Quase de forma miraculosa, o rugido esmoreceu até se extinguir e o monstro ficou, por fim, inerte: era novamente uma simples enceradora. Ali ficámos as duas, no súbito silêncio, estarrecidas de surpresa, ofegantes de cansaço e banhadas em suores de todas as temperaturas a olhar uma para a outra e sem pronunciar palavra durante algum tempo. Não muito, porque ainda não tínhamos recuperado o fôlego, e já ríamos em sonoras gargalhadas. Parecia-nos impossível parar de rir, da mesma forma que nos tinha parecido impossível parar a enceradora. Por fim lá recuperámos o controlo, porém, bastava cruzarmos os olhares para tudo voltar ao princípio.
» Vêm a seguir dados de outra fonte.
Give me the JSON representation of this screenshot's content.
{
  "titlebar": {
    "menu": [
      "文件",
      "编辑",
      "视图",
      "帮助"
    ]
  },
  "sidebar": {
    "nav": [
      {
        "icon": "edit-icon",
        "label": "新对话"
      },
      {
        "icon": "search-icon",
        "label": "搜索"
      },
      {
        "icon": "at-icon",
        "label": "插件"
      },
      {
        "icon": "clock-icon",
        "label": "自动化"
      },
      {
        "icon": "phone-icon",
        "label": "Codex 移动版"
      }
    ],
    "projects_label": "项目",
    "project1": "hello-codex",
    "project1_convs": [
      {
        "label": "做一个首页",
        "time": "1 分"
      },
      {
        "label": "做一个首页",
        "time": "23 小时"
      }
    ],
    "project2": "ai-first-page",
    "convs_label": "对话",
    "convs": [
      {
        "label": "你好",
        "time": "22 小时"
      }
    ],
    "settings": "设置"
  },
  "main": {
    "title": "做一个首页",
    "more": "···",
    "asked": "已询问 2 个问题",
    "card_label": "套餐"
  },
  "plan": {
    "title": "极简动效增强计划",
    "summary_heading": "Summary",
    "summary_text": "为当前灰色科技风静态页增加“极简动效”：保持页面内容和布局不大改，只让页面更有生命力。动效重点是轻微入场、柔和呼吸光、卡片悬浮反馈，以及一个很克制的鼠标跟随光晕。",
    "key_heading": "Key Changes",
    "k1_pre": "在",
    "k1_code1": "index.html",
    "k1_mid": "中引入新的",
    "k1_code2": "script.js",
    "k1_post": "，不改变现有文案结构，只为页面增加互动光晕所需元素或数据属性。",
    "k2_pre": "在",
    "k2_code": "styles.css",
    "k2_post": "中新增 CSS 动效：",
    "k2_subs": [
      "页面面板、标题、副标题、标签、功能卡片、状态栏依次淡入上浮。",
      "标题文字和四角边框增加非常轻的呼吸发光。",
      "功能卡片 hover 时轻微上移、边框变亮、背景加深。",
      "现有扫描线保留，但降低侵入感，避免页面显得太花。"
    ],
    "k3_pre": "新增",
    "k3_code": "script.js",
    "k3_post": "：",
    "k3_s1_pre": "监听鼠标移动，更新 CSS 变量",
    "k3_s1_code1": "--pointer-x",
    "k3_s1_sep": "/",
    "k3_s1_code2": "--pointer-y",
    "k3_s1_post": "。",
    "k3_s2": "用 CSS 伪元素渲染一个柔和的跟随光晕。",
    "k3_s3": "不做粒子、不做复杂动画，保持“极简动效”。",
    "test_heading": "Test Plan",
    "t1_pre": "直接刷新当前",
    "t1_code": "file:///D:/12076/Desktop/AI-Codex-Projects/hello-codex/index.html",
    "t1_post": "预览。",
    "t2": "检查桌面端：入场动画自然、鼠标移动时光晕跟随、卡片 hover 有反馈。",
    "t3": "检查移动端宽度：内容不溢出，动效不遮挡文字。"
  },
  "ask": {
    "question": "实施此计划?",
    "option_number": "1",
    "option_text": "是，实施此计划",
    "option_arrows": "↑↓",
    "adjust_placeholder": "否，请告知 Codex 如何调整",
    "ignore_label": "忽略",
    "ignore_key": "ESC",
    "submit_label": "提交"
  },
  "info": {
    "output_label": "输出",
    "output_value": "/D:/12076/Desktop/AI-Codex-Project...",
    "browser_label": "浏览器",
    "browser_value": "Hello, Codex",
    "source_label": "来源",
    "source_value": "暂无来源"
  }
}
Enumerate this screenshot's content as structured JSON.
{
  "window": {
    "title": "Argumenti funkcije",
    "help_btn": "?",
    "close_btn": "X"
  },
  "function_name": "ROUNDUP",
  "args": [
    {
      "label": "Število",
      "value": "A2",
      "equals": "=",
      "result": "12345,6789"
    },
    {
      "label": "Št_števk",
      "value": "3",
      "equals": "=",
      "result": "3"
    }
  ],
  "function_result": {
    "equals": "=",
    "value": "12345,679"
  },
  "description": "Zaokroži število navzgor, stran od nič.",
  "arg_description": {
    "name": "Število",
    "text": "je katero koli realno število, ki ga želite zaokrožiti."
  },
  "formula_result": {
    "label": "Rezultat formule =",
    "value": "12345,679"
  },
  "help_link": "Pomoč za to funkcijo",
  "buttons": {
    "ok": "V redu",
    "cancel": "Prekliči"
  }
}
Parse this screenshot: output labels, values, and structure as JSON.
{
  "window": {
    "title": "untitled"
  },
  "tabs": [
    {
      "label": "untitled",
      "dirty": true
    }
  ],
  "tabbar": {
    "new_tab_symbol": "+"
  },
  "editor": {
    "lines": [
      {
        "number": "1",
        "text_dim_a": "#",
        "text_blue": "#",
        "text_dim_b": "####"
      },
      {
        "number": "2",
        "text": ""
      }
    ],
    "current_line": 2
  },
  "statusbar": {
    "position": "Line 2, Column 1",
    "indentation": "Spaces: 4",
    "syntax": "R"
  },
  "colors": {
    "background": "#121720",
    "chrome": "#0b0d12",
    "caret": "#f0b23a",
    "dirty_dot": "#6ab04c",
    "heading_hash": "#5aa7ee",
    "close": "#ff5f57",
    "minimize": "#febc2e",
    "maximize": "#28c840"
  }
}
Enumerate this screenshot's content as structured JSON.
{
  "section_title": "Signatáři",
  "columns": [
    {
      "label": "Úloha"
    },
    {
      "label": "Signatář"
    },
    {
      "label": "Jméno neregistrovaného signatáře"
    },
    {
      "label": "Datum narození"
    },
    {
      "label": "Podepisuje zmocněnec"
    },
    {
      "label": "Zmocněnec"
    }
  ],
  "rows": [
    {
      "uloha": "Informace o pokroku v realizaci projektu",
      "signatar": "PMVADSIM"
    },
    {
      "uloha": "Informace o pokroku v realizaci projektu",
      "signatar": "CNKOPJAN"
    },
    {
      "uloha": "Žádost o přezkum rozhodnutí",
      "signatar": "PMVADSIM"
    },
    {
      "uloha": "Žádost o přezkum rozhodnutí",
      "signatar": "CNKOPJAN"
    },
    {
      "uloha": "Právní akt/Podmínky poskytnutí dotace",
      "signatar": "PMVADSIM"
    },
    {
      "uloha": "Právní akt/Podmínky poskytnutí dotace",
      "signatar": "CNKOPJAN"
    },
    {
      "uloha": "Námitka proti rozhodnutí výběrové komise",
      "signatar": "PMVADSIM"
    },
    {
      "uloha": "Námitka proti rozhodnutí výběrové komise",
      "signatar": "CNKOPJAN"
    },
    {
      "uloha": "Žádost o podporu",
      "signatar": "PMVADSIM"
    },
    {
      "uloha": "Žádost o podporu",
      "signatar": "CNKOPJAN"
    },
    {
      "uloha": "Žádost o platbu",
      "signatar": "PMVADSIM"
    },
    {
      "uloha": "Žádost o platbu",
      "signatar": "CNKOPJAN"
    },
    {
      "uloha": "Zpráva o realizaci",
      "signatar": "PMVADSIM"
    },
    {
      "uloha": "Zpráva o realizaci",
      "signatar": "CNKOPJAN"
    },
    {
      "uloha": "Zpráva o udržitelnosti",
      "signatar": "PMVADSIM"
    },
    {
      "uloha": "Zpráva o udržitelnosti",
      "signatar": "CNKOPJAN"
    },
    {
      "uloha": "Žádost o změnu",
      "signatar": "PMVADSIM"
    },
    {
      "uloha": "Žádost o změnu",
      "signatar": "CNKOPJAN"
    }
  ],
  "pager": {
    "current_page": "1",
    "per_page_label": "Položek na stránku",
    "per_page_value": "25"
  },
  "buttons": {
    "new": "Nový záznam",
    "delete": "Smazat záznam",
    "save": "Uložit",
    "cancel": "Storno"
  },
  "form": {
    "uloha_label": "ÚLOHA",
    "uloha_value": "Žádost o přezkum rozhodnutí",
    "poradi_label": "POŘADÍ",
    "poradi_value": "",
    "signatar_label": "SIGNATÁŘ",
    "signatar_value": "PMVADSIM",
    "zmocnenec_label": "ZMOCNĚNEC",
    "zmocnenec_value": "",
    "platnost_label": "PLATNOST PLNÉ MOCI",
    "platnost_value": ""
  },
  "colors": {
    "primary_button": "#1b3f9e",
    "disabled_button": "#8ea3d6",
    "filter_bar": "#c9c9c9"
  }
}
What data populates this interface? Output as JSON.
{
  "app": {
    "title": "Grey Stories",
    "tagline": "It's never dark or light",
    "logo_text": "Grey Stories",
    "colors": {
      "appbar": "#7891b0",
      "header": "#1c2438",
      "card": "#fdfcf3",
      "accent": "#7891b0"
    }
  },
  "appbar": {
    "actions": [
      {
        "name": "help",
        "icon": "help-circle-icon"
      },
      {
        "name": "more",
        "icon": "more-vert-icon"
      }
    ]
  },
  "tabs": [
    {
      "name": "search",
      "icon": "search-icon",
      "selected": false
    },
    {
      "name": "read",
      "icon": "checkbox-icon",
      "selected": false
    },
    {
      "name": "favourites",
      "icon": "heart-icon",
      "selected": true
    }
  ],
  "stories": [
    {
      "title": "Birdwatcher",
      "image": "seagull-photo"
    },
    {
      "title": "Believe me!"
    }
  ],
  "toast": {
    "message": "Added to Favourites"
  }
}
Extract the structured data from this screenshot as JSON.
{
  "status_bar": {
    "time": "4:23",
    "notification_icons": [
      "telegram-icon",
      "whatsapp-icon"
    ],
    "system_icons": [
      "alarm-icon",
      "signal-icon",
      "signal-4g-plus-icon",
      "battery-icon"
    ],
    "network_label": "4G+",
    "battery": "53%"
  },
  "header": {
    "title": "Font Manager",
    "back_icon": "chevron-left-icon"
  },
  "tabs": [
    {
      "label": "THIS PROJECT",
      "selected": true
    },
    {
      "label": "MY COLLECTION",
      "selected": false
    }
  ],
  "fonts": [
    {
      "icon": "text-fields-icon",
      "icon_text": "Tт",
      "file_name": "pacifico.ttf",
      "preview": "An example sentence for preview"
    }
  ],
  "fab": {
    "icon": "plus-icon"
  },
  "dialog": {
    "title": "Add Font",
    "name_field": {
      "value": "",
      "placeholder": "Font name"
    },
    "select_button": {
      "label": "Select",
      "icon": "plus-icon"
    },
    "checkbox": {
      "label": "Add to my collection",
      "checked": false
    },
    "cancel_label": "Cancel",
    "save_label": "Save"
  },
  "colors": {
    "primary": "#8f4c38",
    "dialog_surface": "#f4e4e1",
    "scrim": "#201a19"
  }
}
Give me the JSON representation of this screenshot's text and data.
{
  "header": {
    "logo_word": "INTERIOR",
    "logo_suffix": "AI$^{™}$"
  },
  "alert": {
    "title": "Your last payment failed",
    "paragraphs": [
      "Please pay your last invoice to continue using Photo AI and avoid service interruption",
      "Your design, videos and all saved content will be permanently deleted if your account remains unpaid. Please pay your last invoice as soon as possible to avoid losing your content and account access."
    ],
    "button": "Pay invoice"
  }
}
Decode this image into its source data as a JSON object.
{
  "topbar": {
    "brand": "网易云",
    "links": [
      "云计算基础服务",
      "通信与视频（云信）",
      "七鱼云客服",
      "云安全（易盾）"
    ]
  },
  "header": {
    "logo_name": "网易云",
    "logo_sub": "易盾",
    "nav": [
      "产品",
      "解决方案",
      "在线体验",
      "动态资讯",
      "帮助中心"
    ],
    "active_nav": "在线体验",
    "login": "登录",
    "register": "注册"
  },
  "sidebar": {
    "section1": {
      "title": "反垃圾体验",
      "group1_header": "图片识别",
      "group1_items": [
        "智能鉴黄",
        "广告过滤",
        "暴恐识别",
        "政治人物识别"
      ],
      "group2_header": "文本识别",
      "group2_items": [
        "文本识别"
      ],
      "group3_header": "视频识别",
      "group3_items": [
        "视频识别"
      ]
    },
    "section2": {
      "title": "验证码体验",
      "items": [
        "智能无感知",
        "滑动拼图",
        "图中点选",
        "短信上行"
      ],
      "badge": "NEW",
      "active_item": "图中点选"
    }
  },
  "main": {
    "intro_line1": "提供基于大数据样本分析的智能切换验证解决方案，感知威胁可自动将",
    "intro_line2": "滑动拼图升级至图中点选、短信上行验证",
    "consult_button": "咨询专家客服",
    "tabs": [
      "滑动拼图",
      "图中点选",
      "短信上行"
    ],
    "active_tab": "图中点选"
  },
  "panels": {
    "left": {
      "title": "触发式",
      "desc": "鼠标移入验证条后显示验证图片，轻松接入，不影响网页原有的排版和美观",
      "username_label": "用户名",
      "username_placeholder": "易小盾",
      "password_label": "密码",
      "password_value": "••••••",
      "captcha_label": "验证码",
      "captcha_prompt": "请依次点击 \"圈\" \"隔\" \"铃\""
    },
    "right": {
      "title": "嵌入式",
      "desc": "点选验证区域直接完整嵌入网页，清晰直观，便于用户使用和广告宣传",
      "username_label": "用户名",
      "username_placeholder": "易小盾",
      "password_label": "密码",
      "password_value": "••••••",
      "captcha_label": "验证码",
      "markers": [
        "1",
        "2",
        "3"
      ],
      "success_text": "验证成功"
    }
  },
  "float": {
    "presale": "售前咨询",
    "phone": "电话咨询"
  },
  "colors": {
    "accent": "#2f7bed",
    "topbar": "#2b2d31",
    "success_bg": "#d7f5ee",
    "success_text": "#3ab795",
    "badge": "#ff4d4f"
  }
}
Quando as duas colegas chegaram e tentámos contar o que tinha acontecido, a história saíu tão atabalhoada pelo riso que elas ficaram a olhar para nós com cara de quem, no mínimo, tinha dúvidas sobre a veracidade de tão bizarro episódio. Só o brilhante trilho que serpenteava no chão comprovava que, afinal, alguma coisa se tinha passado. Exactamente o quê, é que as recém-chegadas ainda não tinham percebido muito bem. Nisto, a Dina, com o seu habitual sentido prático, arregaçou as mangas e, enquanto se dirigia para a enceradora, declarou que quem ia tratar daquele assunto era ela. Temi pela sua vida e achei que, se tivesse amor à minha, o melhor a fazer era fugir dali a sete pés. Não sei se foi o tom firme e decidido, se foi a expressão determinada do rosto, sei é que ela ligou a maldita coisa e esta obedeceu prontamente à voz da dona, como se fosse um cachorrinho. Ficámos a olhar boquiabertas enquanto a Dina circulava eficientemente pela sala aos comandos da enceradora como se nunca tivesse feito outra coisa na vida.
Ainda hoje não sei explicar o que aconteceu naquele dia, sei é que aconteceu, e sei que nunca mais voltei a olhar para enceradoras da mesma forma. Sei também que nunca mais na vida voltei a dar gargalhadas tão genuínas como aquelas. Se calhar, porque nunca mais me aconteceu nada de semelhante.